The victory of the ruling coalition in Sundayʼs Hungarian legislative elections will ensure economic policy continuity, Fitch Ratings said on Monday. In a note released in London, the ratings agency said this will support strong growth this year, but could increase risks of the emergence of macroeconomic imbalances.
Fidesz did not publish a specific policy program ahead of the elections, instead highlighting its record in government since 2010. Fitch therefore expects economic policy continuity, with accommodative fiscal policies in 2018 likely to support the strong cyclical position of the economy, according to a summary by national news agency MTI.
"We forecast growth to remain around 4% this year, partly due to another minimum wage increase," Fitch was cited as saying. "This would be in line with our assumptions when we affirmed Hungaryʼs BBB-/Positive sovereign rating on 9 March."
Fitch said it expects the authorities to keep the general government headline deficit below the EU criterion of 3% of GDP, "which we consider an important policy anchor, over our rating forecast horizon." This, it added, would keep public debt on its downward trajectory, which Fitch forecast would fall to 70% of GDP this year, although adding that this does not include the possible incorporation of Eximbank debt, of around 2 percentage points, into public debt figures.

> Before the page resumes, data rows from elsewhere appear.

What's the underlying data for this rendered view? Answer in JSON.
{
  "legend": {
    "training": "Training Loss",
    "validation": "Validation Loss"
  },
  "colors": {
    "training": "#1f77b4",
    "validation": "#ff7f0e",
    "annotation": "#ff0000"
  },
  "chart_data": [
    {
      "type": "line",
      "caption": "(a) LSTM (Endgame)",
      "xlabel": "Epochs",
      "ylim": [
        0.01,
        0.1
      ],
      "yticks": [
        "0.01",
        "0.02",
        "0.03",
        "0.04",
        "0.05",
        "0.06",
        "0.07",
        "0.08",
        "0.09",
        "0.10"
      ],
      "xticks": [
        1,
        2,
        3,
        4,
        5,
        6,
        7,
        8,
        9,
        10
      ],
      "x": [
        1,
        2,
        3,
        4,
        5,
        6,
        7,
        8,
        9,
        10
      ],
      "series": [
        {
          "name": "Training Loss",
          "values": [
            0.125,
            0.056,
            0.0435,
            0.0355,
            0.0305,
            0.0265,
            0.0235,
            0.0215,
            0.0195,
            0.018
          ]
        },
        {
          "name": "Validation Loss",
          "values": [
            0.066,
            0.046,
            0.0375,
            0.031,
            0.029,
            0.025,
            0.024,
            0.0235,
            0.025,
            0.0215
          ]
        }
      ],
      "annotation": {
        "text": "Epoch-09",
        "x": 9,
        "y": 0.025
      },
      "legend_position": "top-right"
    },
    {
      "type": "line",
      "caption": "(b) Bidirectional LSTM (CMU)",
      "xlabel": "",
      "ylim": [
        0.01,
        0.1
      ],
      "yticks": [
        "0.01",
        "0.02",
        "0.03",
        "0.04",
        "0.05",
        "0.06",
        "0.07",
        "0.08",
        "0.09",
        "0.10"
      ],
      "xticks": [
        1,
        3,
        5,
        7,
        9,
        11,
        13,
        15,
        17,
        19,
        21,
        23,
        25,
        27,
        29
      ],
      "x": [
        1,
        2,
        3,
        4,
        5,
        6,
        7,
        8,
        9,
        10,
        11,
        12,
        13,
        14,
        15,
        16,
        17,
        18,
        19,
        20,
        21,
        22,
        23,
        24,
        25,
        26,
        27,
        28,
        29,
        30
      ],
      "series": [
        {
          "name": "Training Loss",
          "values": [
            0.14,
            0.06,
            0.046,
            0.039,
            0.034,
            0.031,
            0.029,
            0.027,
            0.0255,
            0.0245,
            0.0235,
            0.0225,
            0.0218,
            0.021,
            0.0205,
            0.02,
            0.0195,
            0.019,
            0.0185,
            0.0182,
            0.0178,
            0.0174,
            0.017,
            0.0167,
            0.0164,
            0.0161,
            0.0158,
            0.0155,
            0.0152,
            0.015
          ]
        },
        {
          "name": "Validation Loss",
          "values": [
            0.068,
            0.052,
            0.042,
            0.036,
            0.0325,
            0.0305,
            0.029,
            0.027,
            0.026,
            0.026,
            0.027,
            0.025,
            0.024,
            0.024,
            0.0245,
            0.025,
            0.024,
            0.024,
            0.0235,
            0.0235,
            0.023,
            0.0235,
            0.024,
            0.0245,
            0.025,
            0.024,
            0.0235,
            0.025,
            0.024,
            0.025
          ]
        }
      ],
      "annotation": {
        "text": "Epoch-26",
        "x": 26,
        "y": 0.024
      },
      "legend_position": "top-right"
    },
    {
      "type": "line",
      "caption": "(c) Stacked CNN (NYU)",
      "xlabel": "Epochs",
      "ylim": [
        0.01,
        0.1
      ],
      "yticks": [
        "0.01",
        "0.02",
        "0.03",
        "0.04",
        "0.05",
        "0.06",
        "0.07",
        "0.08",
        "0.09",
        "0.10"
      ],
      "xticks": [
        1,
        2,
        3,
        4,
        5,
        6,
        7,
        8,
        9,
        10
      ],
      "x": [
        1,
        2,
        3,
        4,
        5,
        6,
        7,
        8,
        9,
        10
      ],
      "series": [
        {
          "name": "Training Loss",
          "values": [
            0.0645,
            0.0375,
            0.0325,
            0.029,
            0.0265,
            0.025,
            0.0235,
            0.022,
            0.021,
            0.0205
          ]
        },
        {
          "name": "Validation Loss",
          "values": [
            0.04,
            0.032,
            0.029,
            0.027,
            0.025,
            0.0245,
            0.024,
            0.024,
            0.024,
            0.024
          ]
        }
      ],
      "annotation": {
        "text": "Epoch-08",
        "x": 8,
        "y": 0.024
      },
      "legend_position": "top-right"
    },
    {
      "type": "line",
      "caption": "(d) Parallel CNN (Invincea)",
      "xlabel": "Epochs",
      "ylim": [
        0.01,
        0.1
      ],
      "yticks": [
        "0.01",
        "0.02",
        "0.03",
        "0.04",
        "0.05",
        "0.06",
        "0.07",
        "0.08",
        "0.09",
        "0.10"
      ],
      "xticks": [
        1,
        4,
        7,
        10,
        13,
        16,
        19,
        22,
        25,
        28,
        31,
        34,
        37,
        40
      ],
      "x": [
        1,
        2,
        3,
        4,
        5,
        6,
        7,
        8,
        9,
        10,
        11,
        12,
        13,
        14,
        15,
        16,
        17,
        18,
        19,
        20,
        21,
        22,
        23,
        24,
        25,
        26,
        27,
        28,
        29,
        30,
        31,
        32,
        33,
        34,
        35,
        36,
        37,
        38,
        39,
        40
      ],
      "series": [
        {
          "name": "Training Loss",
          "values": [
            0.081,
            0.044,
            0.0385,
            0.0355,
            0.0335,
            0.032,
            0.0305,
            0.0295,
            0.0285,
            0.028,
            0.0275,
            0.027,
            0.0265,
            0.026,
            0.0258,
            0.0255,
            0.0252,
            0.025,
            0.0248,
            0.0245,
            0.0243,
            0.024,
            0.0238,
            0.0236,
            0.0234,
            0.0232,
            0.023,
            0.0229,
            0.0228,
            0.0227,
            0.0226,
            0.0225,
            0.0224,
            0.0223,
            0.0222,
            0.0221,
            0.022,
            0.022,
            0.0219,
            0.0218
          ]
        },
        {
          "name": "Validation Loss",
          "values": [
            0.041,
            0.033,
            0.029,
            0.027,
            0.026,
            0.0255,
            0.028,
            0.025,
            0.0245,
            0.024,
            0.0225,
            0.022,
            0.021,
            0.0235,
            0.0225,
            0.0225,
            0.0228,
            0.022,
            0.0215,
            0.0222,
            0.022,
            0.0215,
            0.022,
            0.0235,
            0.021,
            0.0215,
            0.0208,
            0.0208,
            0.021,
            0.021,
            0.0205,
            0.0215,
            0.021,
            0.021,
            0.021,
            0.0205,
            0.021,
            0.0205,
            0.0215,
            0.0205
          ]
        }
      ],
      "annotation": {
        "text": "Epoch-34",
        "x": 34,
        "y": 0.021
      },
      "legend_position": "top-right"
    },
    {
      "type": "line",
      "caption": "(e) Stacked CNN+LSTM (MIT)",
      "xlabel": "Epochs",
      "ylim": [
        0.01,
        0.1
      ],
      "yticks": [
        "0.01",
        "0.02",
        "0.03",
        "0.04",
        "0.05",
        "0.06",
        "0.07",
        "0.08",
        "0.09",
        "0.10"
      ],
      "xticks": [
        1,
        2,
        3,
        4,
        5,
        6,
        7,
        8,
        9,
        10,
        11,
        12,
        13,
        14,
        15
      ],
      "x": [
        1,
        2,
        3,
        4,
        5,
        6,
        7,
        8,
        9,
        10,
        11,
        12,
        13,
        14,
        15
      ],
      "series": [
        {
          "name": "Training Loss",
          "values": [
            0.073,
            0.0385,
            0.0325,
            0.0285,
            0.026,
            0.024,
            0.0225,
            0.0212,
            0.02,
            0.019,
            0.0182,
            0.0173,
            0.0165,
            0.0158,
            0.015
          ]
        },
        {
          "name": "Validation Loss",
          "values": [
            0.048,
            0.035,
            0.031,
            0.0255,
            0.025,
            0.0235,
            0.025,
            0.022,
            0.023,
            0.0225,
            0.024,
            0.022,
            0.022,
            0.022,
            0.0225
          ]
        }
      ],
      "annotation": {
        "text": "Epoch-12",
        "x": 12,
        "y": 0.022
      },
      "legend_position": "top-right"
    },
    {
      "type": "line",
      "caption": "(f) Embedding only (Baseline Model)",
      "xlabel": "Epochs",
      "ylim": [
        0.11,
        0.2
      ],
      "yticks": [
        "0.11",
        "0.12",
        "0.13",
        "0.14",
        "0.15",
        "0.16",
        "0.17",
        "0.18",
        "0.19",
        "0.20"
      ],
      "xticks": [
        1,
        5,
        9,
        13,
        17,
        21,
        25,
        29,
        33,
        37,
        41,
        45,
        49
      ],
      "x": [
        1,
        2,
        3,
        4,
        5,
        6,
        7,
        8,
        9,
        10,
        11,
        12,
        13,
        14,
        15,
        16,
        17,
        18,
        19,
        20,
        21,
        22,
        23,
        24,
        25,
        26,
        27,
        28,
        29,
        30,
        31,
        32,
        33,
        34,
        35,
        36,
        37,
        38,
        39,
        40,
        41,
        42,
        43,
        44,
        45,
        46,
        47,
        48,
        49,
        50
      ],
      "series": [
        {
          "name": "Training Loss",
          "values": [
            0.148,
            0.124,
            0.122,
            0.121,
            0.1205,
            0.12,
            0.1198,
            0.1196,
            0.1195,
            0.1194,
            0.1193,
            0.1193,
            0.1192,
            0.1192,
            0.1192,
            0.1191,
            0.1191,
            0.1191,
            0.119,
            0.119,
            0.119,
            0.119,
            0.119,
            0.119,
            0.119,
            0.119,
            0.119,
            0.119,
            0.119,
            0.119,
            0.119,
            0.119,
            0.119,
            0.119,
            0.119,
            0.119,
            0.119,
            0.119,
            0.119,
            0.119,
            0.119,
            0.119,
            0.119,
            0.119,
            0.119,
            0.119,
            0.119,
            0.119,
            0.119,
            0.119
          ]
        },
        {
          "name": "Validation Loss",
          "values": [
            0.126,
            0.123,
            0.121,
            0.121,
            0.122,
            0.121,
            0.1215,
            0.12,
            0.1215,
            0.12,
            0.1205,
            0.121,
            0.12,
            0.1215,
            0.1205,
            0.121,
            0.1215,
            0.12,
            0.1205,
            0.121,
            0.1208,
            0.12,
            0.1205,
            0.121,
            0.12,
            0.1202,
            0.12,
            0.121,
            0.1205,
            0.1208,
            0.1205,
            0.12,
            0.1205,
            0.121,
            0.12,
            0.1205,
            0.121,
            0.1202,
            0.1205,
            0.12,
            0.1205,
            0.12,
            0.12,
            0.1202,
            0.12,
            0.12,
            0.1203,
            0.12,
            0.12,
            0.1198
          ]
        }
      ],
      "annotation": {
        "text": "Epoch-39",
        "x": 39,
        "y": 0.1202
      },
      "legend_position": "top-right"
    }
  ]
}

"We believe the central bank will only raise interest rates once inflation is firmly in the upper end of its target of 3% +/-1pp, which is not yet the case," the ratings agency said. "However, we expect policy settings to tighten as the output gap turns positive, and in response to the risk that imbalances emerge in the wake of rapidly rising wages and housing prices. Tighter policy is reflected in our 3% 2019 growth forecast," it added.
In a separate note released on Monday, Capital Economics, a major London-based global financial consultancy, said that a more general economic challenge facing the governing Fidesz-KDNP coalition in its third term is the late stage of the economic cycle.

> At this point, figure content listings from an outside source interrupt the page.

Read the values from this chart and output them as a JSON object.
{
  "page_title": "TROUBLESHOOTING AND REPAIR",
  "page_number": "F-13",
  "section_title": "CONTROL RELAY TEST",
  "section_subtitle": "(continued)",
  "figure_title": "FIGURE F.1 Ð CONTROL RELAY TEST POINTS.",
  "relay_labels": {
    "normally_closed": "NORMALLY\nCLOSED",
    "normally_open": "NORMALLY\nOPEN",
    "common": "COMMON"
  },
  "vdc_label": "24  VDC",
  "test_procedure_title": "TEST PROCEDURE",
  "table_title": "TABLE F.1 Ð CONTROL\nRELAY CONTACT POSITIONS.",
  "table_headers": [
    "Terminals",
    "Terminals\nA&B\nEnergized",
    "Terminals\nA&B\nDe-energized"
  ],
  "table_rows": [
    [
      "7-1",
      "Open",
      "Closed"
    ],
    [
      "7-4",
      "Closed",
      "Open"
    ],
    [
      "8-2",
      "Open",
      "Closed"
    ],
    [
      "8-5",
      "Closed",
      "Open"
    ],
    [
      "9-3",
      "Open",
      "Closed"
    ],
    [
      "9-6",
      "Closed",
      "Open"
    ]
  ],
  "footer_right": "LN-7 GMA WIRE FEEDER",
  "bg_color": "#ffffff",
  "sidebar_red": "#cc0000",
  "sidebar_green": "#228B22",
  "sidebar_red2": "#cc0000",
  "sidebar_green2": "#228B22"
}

After several years of rapid economic growth, capacity constraints are starting to mount, it observed. As a result, although inflation has been soft in recent months, it is likely to rise over the course of the coming parliamentary term, it added.
GDP growth is likely to be constrained by Hungaryʼs potential GDP growth rate, which is around 2.0-2.5%, and there is a growing risk that monetary policy is kept too loose for too long, Capital Economics added.